Zur Untersuchung von Hydrierungsreaktionen müssen fundierte Entscheidungen zur Optimierung des Prozesses im Labor und zur Sicherstellung der Wiederholbarkeit beim Skalieren getroffen werden. Kontinuierliche Reaktionsmessungen in Echtzeit werden zur Gewinnung tiefgehender und fundamentaler Prozesserkenntnisse verwendet. Dadurch können schnellere Entscheidungen zu folgenden Zwecken getroffen werden: Reduzierung der Experimentanzahl und des Zeitaufwands zur Skalierung, Erhöhung der Selektivität/des Ertrags aus beinah umgehendem Feedback über die Reaktionsrichtung, Reduzierung der Zykluszeit und Verbesserung des Ertrags durch Bestimmung des idealen Endpunkts, indem die Reaktion zu einem bestimmten Zeitpunkt unterbrochen wird und dadurch das Risiko der Bildung eines Nebenprodukts vermieden wird.

Diagramme zur Bestimmung der Reaktionskinetik

In-situ-Studien zur Kinetik chemischer Reaktionen verbessern das Verständnis von Reaktionsmechanismen und -pfaden durch die Echtzeit-Erfassung der Konzentrationsabhängigkeiten zwischen reagierenden Komponenten. Durch kontinuierliche Datenerfassung während der Reaktion können Geschwindigkeitsgleichungen aufgrund der aussagekräftigen Daten mit weniger Versuchen berechnet werden. Bei der kinetischen Analyse des Reaktionsverlaufs (Reaction Progression Kinetics Analysis, RPKA) werden In-situ-Daten unter synthetisch relevanten Konzentrationen verwendet und Informationen während des gesamten Versuchs erfasst. Dadurch wird eine genaue Beschreibung des gesamten Reaktionsverhaltens gewährleistet.

Molekül einer Polymerisationsreaktion

Um Polymerisationsreaktionen und die zugehörigen Mechanismen, die Kinetik, das Reaktivitätsverhältnis und die Aktivierungsenergien zu messen und zu verstehen, setzen Forscher routinemässig die In-Situ-IR-Spektroskopie ein.
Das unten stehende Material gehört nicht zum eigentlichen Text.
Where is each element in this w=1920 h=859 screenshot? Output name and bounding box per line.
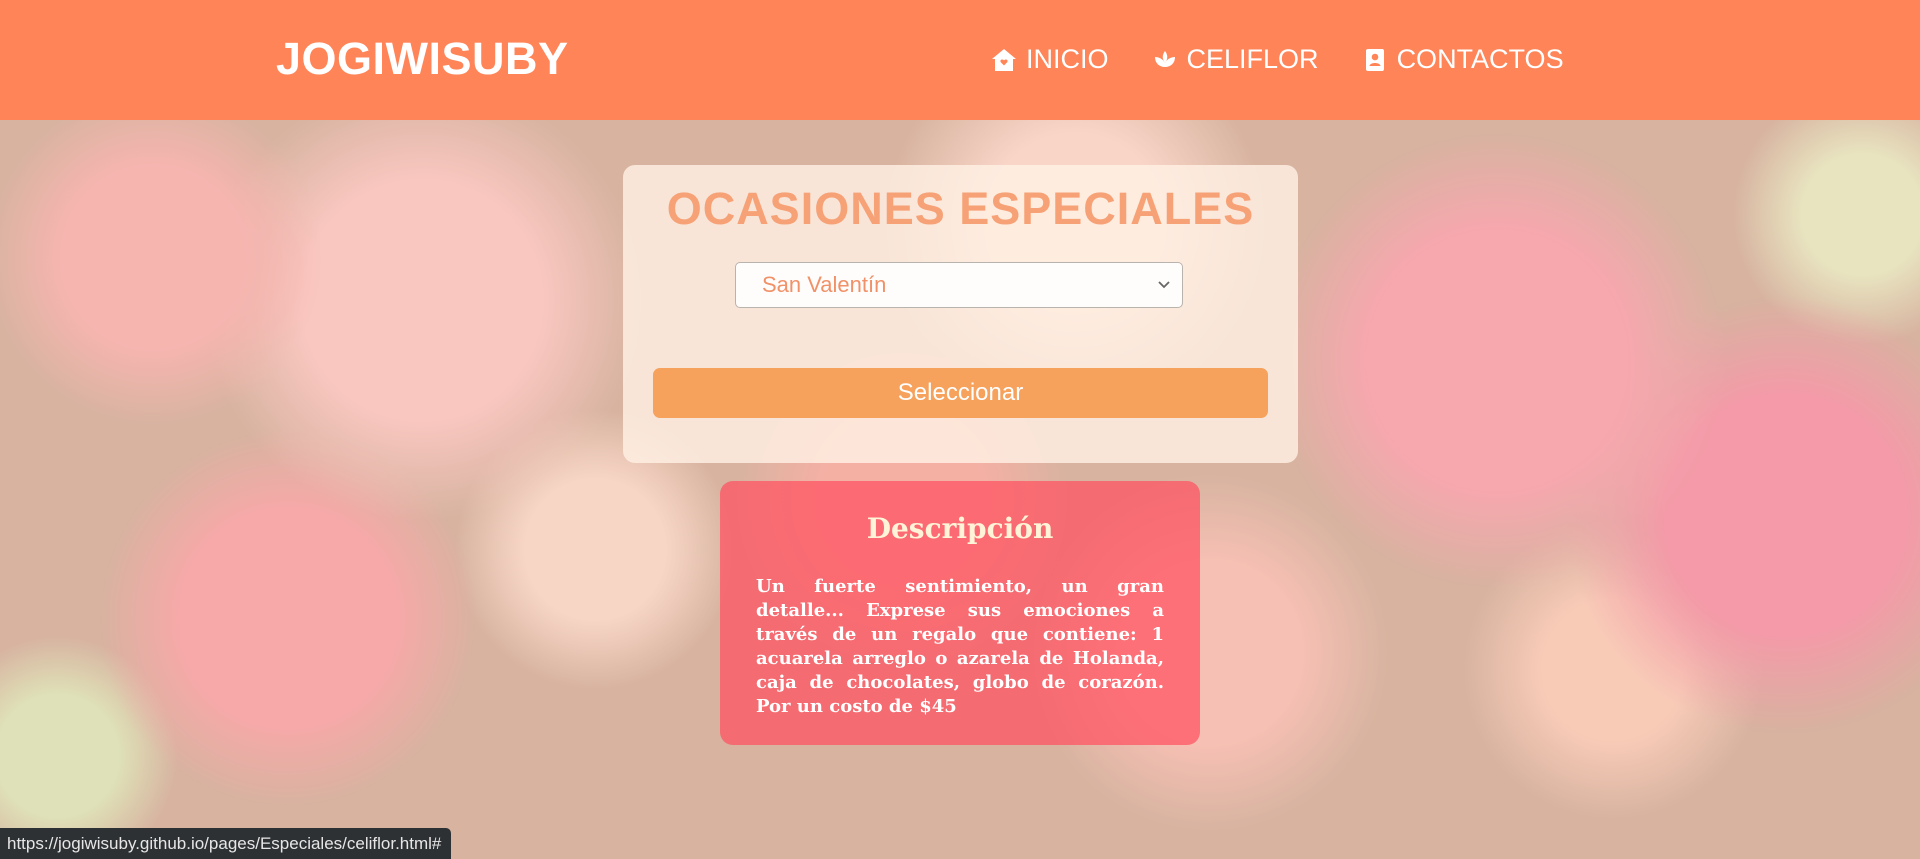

So können sie umfangreiche und aussagekräftige Informationen sammeln, um in kürzerer Zeit ihr Forschungsfeld voranzubringen.

Flow Chemistry

Die Flow Chemistry eröffnet Möglichkeiten mit exothermen Syntheseschritten, die in Chargenreaktoren nicht möglich sind; und neue Entwicklungen im Design von Strömungsreaktoren bieten Alternativen für Reaktionen, bei denen das Mischen in Chargenreaktoren eingeschränkt ist. Dadurch können häufig die Produktqualität verbessert und die Ausbeute erhöht werden. Der zusätzliche Einsatz der Prozessanalysetechnologie (PAT) ermöglicht eine schnelle Analyse der Flow Chemistry sowie die Optimierung und das Scale-Up von chemischen Reaktionen.

Vermeiden Sie Explosionsrisiken und Gefahren von chemischen Reaktionen

Wissenschaftler und Ingenieure beseitigen Explosionsrisiken in einer Chemieanlage mit einer umfassenden Sicherheitsanalyse. Mithilfe der Sicherheitsanalyse wird ein Prozess entwickelt, durch den eine unkontrollierte Wärme- oder Gaserzeugung, die Freigabe entflammbarer Dämpfe oder ein Überdruck des Reaktors, der einen Reaktorriss oder den Verlust von möglicherweise entflammbaren Stoffen zur Folge haben kann, ausgeschlossen werden kann.Die Reaktionskalorimetrie bestimmt die Reaktionswärme (Enthalpie) und den Grad der Wärmefreisetzung, um die Gefahr einer unkontrollierten Wärmeerzeugung zu verhindern. Auf diese Weise kann ein Prozess mit einem minimalen Risiko für einen Kontrollverlust entwickelt werden.

Verhindern Sie unkontrollierte chemische Reaktionen

Wesentliche Messungen und Berechnungen sind notwendig, um Runaway-Szenarien zu simulieren und den idealen Reaktionsablauf zu bestimmen. Das Messen, Berechnen und Verstehen der Parameter ist unerlässlich, um Risiken eines chemischen Prozesses zu bewerten und zu verhindern. So können Wissenschaftler sichere Vorhersagen über Temperaturprofile, maximale Betriebstemperatur und Dosierung machen.

Die Reaktionswärme oder Reaktionsenthalpie ist ein wichtiger Parameter, um ein sicheres und erfolgreiches Scale-up chemischer Prozesse durchzuführen. Die Reaktionswärme ist die Energie, die freigegeben oder absorbiert wird, wenn Chemikalien in einer chemischen Reaktion umgewandelt werden.